Tesla's net loss in the first quarter almost doubled to US$29.5 million from a year earlier.

The deficit is more than half the US$55.7 million the carmaker lost in all of 2009.

At the original midpoint price of US$15, Tesla was valued at 5.5 times its net tangible assets, a measure of shareholder equity that excludes assets that can't be sold in liquidation.

That's triple the median 1.82 times for automotive companies globally, data compiled by Bloomberg show.

Tesla will use the IPO and the federal loan to develop its lithium-ion battery-powered Model S, a US$57,400 electric sedan intended to travel 257km per charge, by 2012. The company plans to produce at least 20,000 units of the Model S each year.

Under terms of the federal loan, Musk and certain affiliates must retain 65 per cent of their stock in Tesla for a year after completing the Model S project. Musk's divorce proceedings won't result in the combined stake falling below 65 per cent or have a material impact on his ability to serve as CEO, according to filings.

As Tesla focuses on creating a niche for premium-priced electric vehicles, Yokohama-based Nissan Motor and General Motors are developing battery-powered vehicles to appeal to mainstream buyers.

Nissan's electric Leaf hatchback, which has a range of 160km, goes on sale in the US later this year with a base price of US$32,780, or a third that of Tesla's Roadster.

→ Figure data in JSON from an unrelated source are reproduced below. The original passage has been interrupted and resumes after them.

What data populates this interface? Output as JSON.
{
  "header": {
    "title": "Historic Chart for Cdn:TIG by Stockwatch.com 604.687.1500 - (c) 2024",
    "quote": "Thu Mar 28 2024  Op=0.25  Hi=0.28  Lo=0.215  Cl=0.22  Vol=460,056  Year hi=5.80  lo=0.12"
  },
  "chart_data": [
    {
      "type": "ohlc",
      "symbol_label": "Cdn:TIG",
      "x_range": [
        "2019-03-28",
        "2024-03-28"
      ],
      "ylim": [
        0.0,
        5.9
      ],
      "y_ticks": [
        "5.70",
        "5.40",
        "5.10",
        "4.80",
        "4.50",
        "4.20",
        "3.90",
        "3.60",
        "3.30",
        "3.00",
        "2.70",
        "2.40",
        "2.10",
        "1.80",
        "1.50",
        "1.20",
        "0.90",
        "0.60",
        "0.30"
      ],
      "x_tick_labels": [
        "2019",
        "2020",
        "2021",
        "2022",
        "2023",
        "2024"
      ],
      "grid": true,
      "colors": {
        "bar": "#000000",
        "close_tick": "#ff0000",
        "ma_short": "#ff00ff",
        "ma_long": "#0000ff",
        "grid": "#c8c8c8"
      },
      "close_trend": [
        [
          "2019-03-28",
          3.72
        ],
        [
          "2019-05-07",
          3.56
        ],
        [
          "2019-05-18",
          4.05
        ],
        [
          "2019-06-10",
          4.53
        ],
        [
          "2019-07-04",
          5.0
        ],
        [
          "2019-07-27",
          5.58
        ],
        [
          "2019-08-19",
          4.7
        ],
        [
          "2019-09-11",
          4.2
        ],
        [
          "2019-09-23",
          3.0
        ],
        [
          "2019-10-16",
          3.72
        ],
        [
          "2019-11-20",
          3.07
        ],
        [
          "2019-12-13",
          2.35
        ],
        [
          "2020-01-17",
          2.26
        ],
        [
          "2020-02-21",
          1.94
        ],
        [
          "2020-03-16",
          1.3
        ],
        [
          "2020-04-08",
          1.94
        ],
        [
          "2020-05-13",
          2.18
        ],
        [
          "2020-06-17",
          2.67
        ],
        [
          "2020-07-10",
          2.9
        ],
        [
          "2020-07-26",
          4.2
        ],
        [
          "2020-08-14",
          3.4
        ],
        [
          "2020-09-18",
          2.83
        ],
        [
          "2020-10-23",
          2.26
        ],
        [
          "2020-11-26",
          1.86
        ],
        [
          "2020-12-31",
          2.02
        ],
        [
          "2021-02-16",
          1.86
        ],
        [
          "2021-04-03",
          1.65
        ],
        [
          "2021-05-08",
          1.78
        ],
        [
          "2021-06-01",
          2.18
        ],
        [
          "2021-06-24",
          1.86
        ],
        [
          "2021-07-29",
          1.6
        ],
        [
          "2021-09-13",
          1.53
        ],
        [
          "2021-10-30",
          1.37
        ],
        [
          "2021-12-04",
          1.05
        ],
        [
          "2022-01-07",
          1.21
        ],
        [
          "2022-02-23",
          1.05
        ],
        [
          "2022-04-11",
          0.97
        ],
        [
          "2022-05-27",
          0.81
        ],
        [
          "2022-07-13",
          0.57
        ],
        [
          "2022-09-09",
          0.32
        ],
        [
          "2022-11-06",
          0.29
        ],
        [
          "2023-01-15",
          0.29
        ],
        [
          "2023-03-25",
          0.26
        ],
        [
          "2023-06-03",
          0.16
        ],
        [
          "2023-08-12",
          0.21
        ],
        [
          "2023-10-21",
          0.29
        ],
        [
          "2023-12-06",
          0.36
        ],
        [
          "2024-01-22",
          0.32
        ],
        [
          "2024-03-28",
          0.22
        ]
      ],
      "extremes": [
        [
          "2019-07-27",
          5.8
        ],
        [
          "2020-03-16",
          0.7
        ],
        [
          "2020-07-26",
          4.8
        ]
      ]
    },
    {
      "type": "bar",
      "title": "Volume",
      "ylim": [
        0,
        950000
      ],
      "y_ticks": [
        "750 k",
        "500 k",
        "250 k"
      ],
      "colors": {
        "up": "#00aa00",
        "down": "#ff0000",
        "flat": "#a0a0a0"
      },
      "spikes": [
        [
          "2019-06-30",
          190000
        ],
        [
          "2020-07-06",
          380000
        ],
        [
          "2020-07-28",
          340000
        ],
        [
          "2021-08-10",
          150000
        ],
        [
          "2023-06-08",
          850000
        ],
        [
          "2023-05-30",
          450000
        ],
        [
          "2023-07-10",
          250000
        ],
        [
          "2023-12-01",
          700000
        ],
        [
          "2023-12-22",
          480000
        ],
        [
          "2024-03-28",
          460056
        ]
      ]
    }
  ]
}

GM plans to introduce the Chevrolet Volt electric car in November. The Detroit-based carmaker is preparing for an IPO that may sell 20 per cent of the Treasury's stake in the company and reduce the US to a minority owner, two people familiar with the plan said last week.

Nissan chief executive Carlos Ghosn said the carmaker had received more than 20,000 orders for the Leaf globally, and was prepared to build as many as 500,000 electric cars annually by 2012.

Japan's third-largest carmaker reported revenue of US$81.1 billion in its fiscal year ended March 31.

Tesla had revenue of US$112 million last year.


* Founded in 2003 by South African Elon Musk, co-founder of online payments giant PayPal and SpaceX.
* Specialises in environmentally friendly electric cars.
* Flagship Roadster car costs $155,000.
* Customers include Brad Pitt and George Clooney.